Zaman sekarang, siapa sih yang nggak akrab sama istilah overthinking, anxiety, atau FOMO? Tiap malam pas mau tidur, bukannya langsung merem, kita malah asyik scrolling TikTok atau Instagram, lalu mulai membandingkan pencapaian hidup kita dengan orang lain. Rasanya kayak tertinggal jauh banget, ya? Di tengah gempuran tren pop culture yang menuntut kita buat selalu kelihatan sempurna, sukses di usia muda, dan selalu estetik, kesehatan mental kita sering kali jadi taruhannya. Kita sibuk mencari validasi dari manusia sampai lupa kalau ketenangan sejati itu nggak ada di tombol like atau jumlah followers.

Langkah pertama buat mengatasi rasa cemas ini adalah dengan menyadari kalau kita nggak perlu memikul semua beban dunia sendirian. Wajar banget kalau kita merasa lelah, tapi jangan sampai kita kehilangan arah. Ketika pikiran mulai berisik dan hati rasanya nggak tenang karena melihat kesuksesan orang lain, coba deh ambil wudhu, tarik napas dalam-dalam, dan ingat kembali janji Allah dalam Al-Qur'an:

Dalam Artikel

أَلَا بِذِكْرِ اللَّهِ تَطْمَئِنُّ الْقُلُوبُ

Artinya: Ingatlah, hanya dengan mengingat Allah hati menjadi tenteram.

Melakukan dzikir atau sekadar curhat lewat doa di sepertiga malam itu adalah bentuk self-healing terbaik. Ini adalah momen private kita dengan Sang Pencipta, di mana kita bisa menumpahkan semua rasa insecure tanpa takut di-judge.

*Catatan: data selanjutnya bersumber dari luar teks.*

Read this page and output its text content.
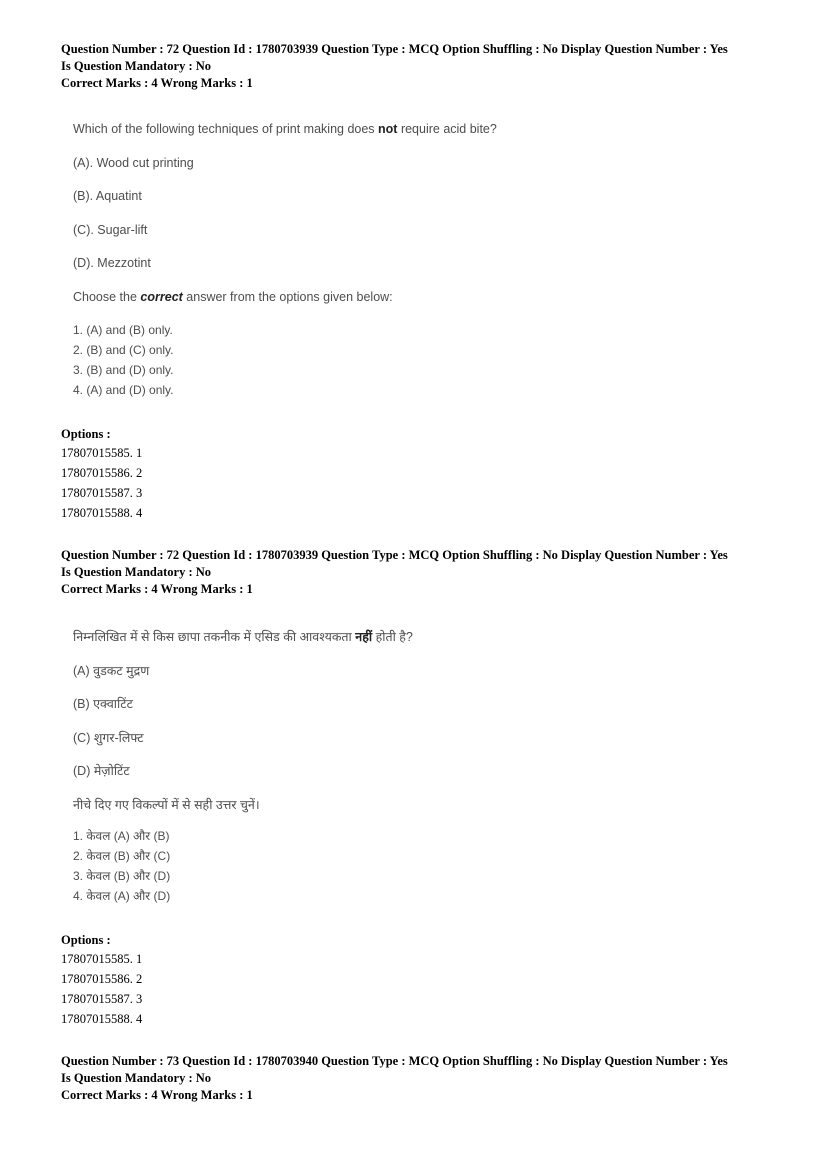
Question Number : 72 Question Id : 1780703939 Question Type : MCQ Option Shuffling : No Display Question Number : Yes
Is Question Mandatory : No
Correct Marks : 4 Wrong Marks : 1
Which of the following techniques of print making does not require acid bite?
(A). Wood cut printing
(B). Aquatint
(C). Sugar-lift
(D). Mezzotint
Choose the correct answer from the options given below:
1. (A) and (B) only.
2. (B) and (C) only.
3. (B) and (D) only.
4. (A) and (D) only.
Options :
17807015585. 1
17807015586. 2
17807015587. 3
17807015588. 4
Question Number : 72 Question Id : 1780703939 Question Type : MCQ Option Shuffling : No Display Question Number : Yes
Is Question Mandatory : No
Correct Marks : 4 Wrong Marks : 1
निम्नलिखित में से किस छापा तकनीक में एसिड की आवश्यकता नहीं होती है?
(A) वुडकट मुद्रण
(B) एक्वाटिंट
(C) शुगर-लिफ्ट
(D) मेज़ोटिंट
नीचे दिए गए विकल्पों में से सही उत्तर चुनें।
1. केवल (A) और (B)
2. केवल (B) और (C)
3. केवल (B) और (D)
4. केवल (A) और (D)
Options :
17807015585. 1
17807015586. 2
17807015587. 3
17807015588. 4
Question Number : 73 Question Id : 1780703940 Question Type : MCQ Option Shuffling : No Display Question Number : Yes
Is Question Mandatory : No
Correct Marks : 4 Wrong Marks : 1
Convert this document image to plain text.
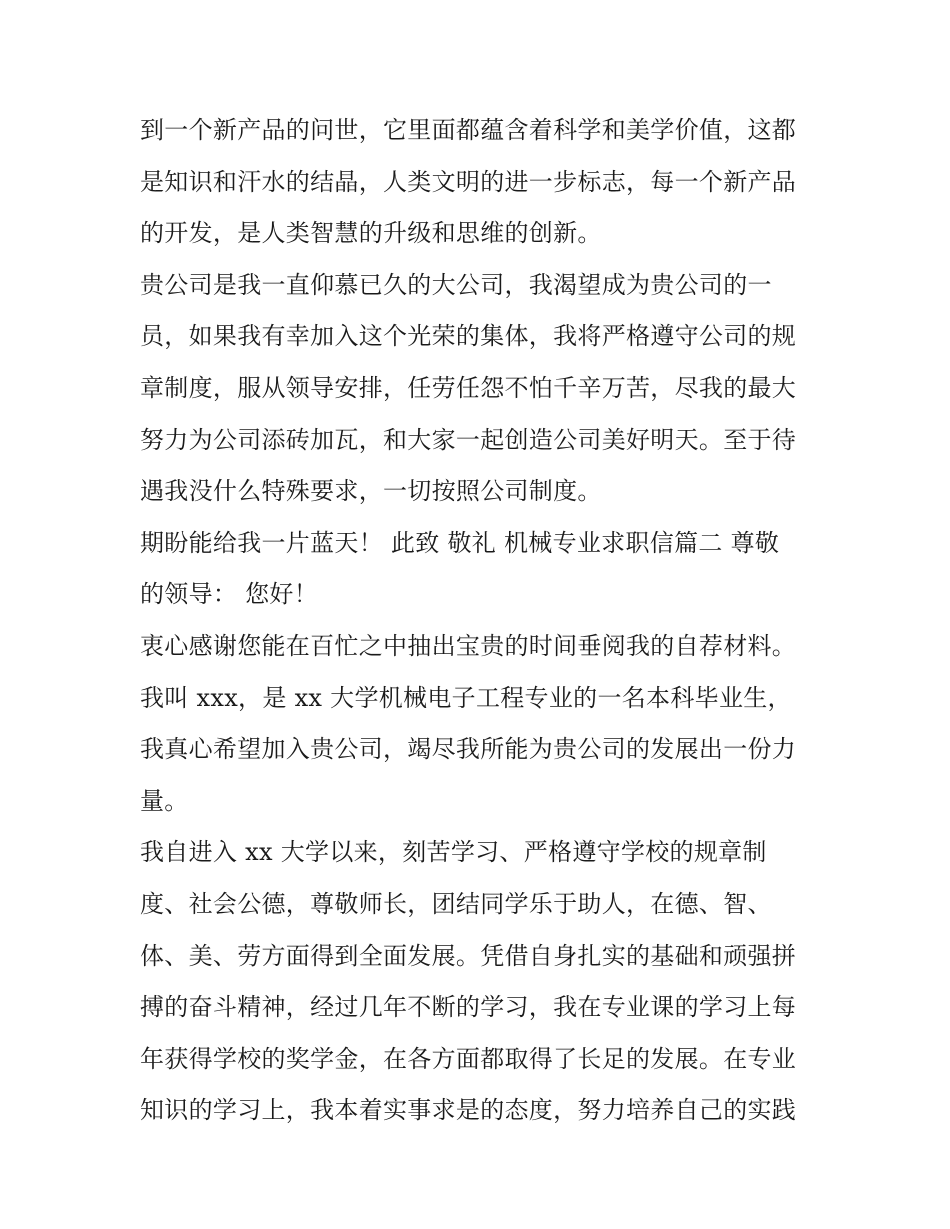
到一个新产品的问世，它里面都蕴含着科学和美学价值，这都
是知识和汗水的结晶，人类文明的进一步标志，每一个新产品
的开发，是人类智慧的升级和思维的创新。
贵公司是我一直仰慕已久的大公司，我渴望成为贵公司的一
员，如果我有幸加入这个光荣的集体，我将严格遵守公司的规
章制度，服从领导安排，任劳任怨不怕千辛万苦，尽我的最大
努力为公司添砖加瓦，和大家一起创造公司美好明天。至于待
遇我没什么特殊要求，一切按照公司制度。
期盼能给我一片蓝天！ 此致 敬礼 机械专业求职信篇二 尊敬
的领导： 您好！
衷心感谢您能在百忙之中抽出宝贵的时间垂阅我的自荐材料。
我叫 xxx，是 xx 大学机械电子工程专业的一名本科毕业生，
我真心希望加入贵公司，竭尽我所能为贵公司的发展出一份力
量。
我自进入 xx 大学以来，刻苦学习、严格遵守学校的规章制
度、社会公德，尊敬师长，团结同学乐于助人，在德、智、
体、美、劳方面得到全面发展。凭借自身扎实的基础和顽强拼
搏的奋斗精神，经过几年不断的学习，我在专业课的学习上每
年获得学校的奖学金，在各方面都取得了长足的发展。在专业
知识的学习上，我本着实事求是的态度，努力培养自己的实践
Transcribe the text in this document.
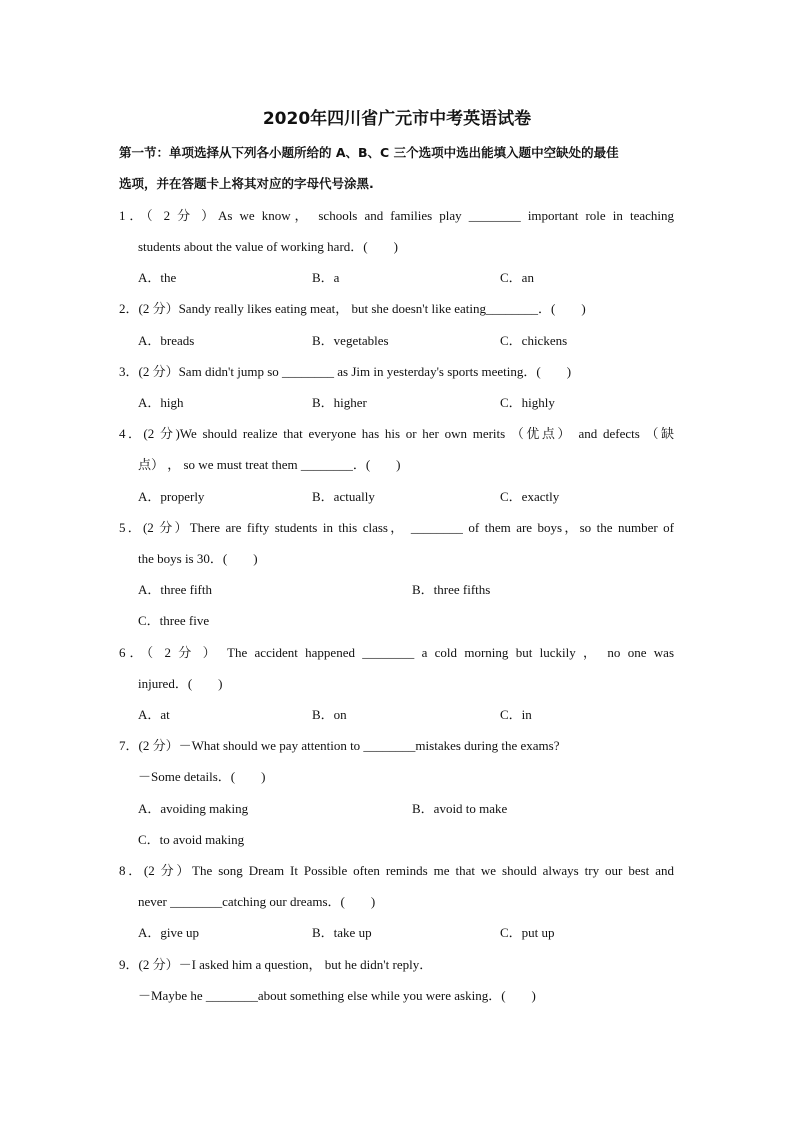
2020年四川省广元市中考英语试卷
第一节：单项选择从下列各小题所给的 A、B、C 三个选项中选出能填入题中空缺处的最佳
选项，并在答题卡上将其对应的字母代号涂黑.
1．（ 2 分 ）As we know， schools and families play ________ important role in teaching
students about the value of working hard．(　　)
A．the	B．a	C．an
2．(2 分）Sandy really likes eating meat， but she doesn't like eating________．(　　)
A．breads	B．vegetables	C．chickens
3．(2 分）Sam didn't jump so ________ as Jim in yesterday's sports meeting．(　　)
A．high	B．higher	C．highly
4．(2 分)We should realize that everyone has his or her own merits （优点） and defects （缺
点） ， so we must treat them ________．(　　)
A．properly	B．actually	C．exactly
5．(2 分）There are fifty students in this class， ________ of them are boys，so the number of
the boys is 30．(　　)
A．three fifth	B．three fifths
C．three five
6．（ 2 分 ） The accident happened ________ a cold morning but luckily ， no one was
injured．(　　)
A．at	B．on	C．in
7．(2 分）－What should we pay attention to ________mistakes during the exams?
－Some details．(　　)
A．avoiding making	B．avoid to make
C．to avoid making
8．(2 分）The song Dream It Possible often reminds me that we should always try our best and
never ________catching our dreams．(　　)
A．give up	B．take up	C．put up
9．(2 分）－I asked him a question， but he didn't reply．
－Maybe he ________about something else while you were asking．(　　)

Selain menjaga hubungan dengan Allah, kita juga perlu melakukan digital detox secara berkala. Batasi waktu screen time kamu dan mulailah fokus pada proses bertumbuh versi dirimu sendiri, bukan versi standar media sosial. Kalau rasa cemas dan sedih karena masa depan yang belum pasti itu datang lagi, Rasulullah SAW mengajarkan kita sebuah doa yang sangat relate untuk menjaga kesehatan mental kita:

اللَّهُمَّ إِنِّي أَعُوذُ بِكَ مِنَ الْهَمِّ وَالْحَزَنِ

Artinya: Ya Allah, sesungguhnya aku berlindung kepada-Mu dari keluh kesah dan kesedihan.

Dengan membaca doa ini, kita menyerahkan segala kekhawatiran masa depan dan penyesalan masa lalu hanya kepada-Nya. Tips praktisnya, cobalah buat jurnal harian berisi hal-hal yang kamu syukuri hari ini. Apresiasi setiap progres kecil yang sudah kamu capai, karena setiap orang punya timeline hidupnya masing-masing yang sudah diatur dengan sangat indah oleh Allah.